Em entrevista ao Café PT, secretário-geral do partido critica projeto de anistia, denuncia ameaça à democracia e defende mobilização popular e regulação das redes sociais

Anderson Barbosa

Secretário Nacional Geral do Partido dos Trabalhadores e das Trabalhadoras (PT), Henrique Fontana, em entrevista na TvPT

O secretário Nacional Geral do Partido dos Trabalhadores e das Trabalhadoras (PT), Henrique Fontana, classificou como “gravíssima” a aprovação da urgência do projeto de anistia aos envolvidos na tentativa de golpe de Estado. Em entrevista ao Café PT nesta sexta-feira (19), Fontana alertou para o que considera um movimento coordenado para apagar os crimes cometidos por Bolsonaro e seus comparsas.

“Quando o julgamento consolida 27 anos de cadeia para o Bolsonaro, uma semana depois o presidente da Câmara pauta a urgência da anistia. Essa votação não significa que vamos vivenciar um cenário de perdão.

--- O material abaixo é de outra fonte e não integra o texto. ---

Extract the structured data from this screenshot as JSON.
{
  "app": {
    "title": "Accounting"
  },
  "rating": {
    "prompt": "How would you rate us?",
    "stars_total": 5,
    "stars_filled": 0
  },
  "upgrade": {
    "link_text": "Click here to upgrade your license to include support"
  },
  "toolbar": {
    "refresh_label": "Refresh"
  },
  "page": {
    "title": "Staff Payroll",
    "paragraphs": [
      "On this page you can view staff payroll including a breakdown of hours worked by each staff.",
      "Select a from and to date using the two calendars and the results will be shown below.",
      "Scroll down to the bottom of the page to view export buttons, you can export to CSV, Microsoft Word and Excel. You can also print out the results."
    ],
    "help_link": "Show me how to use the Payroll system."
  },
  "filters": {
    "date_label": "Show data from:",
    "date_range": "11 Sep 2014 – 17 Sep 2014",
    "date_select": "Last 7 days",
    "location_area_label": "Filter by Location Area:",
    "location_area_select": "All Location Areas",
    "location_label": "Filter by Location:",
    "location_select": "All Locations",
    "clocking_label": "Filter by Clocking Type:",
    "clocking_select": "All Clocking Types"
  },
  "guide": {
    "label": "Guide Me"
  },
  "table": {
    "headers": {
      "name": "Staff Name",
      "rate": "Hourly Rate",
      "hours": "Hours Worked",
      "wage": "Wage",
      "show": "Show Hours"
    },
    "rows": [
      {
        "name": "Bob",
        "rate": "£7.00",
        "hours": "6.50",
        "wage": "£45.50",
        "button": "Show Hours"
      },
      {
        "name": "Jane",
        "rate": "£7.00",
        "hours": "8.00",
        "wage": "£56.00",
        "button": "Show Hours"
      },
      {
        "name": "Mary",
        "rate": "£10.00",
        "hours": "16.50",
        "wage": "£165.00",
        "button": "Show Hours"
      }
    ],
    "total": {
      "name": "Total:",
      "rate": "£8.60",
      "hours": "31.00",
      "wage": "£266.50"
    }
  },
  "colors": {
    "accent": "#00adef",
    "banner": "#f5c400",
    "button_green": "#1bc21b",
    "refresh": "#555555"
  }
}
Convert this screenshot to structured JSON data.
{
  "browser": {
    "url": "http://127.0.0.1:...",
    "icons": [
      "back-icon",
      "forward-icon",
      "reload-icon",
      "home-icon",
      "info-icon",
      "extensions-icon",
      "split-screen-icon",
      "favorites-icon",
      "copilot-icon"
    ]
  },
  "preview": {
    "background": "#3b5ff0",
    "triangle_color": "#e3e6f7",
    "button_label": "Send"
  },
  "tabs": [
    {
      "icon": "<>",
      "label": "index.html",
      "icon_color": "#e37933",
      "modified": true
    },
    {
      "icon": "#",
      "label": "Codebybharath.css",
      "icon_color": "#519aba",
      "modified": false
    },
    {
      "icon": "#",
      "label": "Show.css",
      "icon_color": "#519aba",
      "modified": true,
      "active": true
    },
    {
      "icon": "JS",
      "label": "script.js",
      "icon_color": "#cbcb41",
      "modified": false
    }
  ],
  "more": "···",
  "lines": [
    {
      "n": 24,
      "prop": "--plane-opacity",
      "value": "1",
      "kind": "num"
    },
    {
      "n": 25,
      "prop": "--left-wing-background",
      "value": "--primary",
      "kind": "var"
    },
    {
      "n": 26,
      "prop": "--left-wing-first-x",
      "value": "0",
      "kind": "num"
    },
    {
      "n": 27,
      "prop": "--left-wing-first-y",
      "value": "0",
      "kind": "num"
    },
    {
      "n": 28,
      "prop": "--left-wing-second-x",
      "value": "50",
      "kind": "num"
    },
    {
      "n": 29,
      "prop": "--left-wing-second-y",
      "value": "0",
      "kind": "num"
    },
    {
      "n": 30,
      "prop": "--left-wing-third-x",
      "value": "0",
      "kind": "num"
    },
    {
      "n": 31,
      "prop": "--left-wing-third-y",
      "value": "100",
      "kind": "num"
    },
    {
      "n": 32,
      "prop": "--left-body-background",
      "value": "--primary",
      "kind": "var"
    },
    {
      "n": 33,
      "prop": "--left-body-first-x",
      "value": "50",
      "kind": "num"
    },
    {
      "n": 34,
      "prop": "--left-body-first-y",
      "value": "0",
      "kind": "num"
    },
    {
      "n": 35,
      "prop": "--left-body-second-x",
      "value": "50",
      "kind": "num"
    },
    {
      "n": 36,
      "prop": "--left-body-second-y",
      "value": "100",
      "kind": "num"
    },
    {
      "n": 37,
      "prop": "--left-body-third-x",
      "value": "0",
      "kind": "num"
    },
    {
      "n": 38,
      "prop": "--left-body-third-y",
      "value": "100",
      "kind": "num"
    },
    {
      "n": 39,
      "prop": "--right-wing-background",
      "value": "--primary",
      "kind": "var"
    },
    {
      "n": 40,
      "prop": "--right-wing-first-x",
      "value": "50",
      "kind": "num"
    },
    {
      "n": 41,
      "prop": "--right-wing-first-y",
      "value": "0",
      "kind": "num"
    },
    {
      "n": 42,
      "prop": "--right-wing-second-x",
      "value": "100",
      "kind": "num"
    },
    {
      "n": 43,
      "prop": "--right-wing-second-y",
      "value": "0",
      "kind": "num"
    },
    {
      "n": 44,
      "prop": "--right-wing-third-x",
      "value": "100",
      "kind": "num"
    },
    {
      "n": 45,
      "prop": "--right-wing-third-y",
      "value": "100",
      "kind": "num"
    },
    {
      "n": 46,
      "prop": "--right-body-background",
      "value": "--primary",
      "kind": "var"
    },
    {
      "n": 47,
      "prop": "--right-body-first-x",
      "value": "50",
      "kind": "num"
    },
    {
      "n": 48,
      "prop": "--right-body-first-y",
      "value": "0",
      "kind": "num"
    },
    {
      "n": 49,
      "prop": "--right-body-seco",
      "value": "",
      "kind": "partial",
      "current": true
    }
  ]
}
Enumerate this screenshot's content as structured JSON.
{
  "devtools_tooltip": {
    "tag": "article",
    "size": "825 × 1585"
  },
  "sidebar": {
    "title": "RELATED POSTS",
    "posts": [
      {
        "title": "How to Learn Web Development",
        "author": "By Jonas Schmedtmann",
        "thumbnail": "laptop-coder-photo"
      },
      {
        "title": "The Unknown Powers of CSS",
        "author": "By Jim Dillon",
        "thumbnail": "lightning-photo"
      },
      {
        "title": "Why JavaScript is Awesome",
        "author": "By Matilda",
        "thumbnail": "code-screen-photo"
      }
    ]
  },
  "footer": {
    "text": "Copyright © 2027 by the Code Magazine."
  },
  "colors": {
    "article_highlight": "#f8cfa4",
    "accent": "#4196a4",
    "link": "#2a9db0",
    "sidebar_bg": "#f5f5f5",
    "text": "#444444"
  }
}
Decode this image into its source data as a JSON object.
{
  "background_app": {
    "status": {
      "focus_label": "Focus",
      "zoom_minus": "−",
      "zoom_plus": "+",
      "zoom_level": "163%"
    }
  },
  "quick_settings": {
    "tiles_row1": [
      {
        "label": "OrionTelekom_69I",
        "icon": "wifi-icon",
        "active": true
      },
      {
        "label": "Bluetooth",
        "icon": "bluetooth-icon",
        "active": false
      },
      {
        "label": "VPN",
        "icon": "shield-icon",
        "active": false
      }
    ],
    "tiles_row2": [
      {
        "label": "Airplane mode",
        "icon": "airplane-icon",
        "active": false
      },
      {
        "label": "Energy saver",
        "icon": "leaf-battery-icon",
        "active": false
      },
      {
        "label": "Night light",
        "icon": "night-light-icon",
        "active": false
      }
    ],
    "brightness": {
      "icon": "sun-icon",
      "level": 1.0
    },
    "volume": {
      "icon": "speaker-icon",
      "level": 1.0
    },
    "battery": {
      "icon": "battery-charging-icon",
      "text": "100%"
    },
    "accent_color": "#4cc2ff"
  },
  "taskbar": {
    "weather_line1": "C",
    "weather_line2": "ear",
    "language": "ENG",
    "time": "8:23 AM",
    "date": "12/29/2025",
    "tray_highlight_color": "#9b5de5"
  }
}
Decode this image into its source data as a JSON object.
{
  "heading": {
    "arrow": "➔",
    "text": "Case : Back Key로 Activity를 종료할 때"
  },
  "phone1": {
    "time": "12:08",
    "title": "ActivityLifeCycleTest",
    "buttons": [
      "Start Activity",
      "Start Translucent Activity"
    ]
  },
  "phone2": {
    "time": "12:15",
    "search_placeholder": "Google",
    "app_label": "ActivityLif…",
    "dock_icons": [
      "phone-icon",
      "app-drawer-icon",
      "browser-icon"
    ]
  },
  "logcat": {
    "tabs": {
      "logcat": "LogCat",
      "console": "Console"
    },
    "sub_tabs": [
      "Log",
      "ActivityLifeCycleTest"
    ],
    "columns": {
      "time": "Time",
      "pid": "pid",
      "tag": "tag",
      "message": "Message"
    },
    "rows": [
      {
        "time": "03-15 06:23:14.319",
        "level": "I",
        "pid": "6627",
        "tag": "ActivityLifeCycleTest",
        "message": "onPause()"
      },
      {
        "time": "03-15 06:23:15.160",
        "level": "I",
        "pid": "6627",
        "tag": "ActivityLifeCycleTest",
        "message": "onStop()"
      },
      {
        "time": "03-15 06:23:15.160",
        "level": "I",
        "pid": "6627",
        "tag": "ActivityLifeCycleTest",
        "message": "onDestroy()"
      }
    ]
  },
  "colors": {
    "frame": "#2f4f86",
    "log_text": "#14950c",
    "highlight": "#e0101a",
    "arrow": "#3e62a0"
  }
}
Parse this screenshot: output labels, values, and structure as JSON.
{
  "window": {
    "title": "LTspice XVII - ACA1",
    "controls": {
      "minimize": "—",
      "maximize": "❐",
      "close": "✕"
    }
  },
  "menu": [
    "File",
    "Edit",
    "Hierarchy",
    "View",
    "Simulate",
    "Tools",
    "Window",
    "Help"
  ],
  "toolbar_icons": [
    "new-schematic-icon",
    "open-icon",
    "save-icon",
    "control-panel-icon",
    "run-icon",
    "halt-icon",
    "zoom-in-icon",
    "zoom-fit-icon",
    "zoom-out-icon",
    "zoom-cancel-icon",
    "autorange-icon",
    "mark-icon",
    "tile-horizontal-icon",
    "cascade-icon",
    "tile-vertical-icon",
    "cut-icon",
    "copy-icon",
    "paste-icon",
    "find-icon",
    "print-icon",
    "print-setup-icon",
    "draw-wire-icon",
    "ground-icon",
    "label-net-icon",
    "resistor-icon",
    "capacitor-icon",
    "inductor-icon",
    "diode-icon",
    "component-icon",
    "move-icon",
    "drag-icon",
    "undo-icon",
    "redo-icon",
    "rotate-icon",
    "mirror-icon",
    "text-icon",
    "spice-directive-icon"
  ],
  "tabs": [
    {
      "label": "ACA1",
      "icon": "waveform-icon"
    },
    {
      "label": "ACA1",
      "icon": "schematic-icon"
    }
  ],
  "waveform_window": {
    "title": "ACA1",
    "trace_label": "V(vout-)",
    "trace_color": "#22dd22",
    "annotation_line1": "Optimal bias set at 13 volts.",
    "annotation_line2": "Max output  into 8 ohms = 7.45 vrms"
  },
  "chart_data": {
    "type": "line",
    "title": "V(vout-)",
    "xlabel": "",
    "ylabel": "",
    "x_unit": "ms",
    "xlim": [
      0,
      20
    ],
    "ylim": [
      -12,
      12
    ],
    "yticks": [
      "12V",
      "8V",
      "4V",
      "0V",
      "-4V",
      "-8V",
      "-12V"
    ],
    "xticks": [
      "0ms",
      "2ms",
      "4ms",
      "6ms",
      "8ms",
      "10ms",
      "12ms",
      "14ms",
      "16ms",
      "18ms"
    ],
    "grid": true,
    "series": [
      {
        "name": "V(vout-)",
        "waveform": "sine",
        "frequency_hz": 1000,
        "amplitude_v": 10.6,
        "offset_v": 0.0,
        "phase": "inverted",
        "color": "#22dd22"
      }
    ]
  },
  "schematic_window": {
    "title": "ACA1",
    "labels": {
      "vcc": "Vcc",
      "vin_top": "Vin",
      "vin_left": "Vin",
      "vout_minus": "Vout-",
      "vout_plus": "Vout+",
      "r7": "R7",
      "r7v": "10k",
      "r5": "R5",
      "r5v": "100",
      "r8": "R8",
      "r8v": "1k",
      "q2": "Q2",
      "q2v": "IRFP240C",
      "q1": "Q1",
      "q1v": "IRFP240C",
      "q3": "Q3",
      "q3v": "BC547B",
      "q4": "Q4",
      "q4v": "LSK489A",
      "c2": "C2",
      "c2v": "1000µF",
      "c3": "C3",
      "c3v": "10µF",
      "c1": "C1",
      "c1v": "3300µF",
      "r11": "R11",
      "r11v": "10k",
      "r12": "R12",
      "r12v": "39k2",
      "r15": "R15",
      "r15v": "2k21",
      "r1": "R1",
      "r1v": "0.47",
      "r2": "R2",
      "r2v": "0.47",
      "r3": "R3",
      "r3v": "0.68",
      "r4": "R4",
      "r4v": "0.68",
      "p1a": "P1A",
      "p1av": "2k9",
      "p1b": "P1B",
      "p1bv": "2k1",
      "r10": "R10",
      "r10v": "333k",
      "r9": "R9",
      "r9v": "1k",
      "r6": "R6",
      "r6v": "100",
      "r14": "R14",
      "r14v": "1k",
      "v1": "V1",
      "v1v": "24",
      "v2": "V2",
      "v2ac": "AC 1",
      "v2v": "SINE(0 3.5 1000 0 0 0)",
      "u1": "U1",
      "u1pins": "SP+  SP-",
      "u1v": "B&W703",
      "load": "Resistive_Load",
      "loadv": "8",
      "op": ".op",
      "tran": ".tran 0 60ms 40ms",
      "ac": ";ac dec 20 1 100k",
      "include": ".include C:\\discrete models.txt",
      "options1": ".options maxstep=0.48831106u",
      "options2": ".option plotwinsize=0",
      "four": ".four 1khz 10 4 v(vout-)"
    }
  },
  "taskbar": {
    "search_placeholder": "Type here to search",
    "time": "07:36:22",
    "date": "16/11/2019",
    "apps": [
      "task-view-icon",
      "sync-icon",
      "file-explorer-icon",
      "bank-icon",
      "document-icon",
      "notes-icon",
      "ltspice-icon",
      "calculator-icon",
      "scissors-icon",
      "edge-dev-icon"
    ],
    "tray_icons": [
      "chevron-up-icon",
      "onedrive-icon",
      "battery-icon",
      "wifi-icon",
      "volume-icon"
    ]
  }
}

Se a anistia ocorresse, teríamos um retrocesso histórico na democracia brasileira”, afirmou.

Fontana ressaltou que a condenação dos réus pelo Supremo Tribunal Federal (STF) é uma resposta fundamental para garantir o funcionamento da democracia.

“Se queremos um país com regras justas, onde quem tem mais votos governa, não podemos permitir anistia a uma organização criminosa que tentou reinstalar uma ditadura”, disse.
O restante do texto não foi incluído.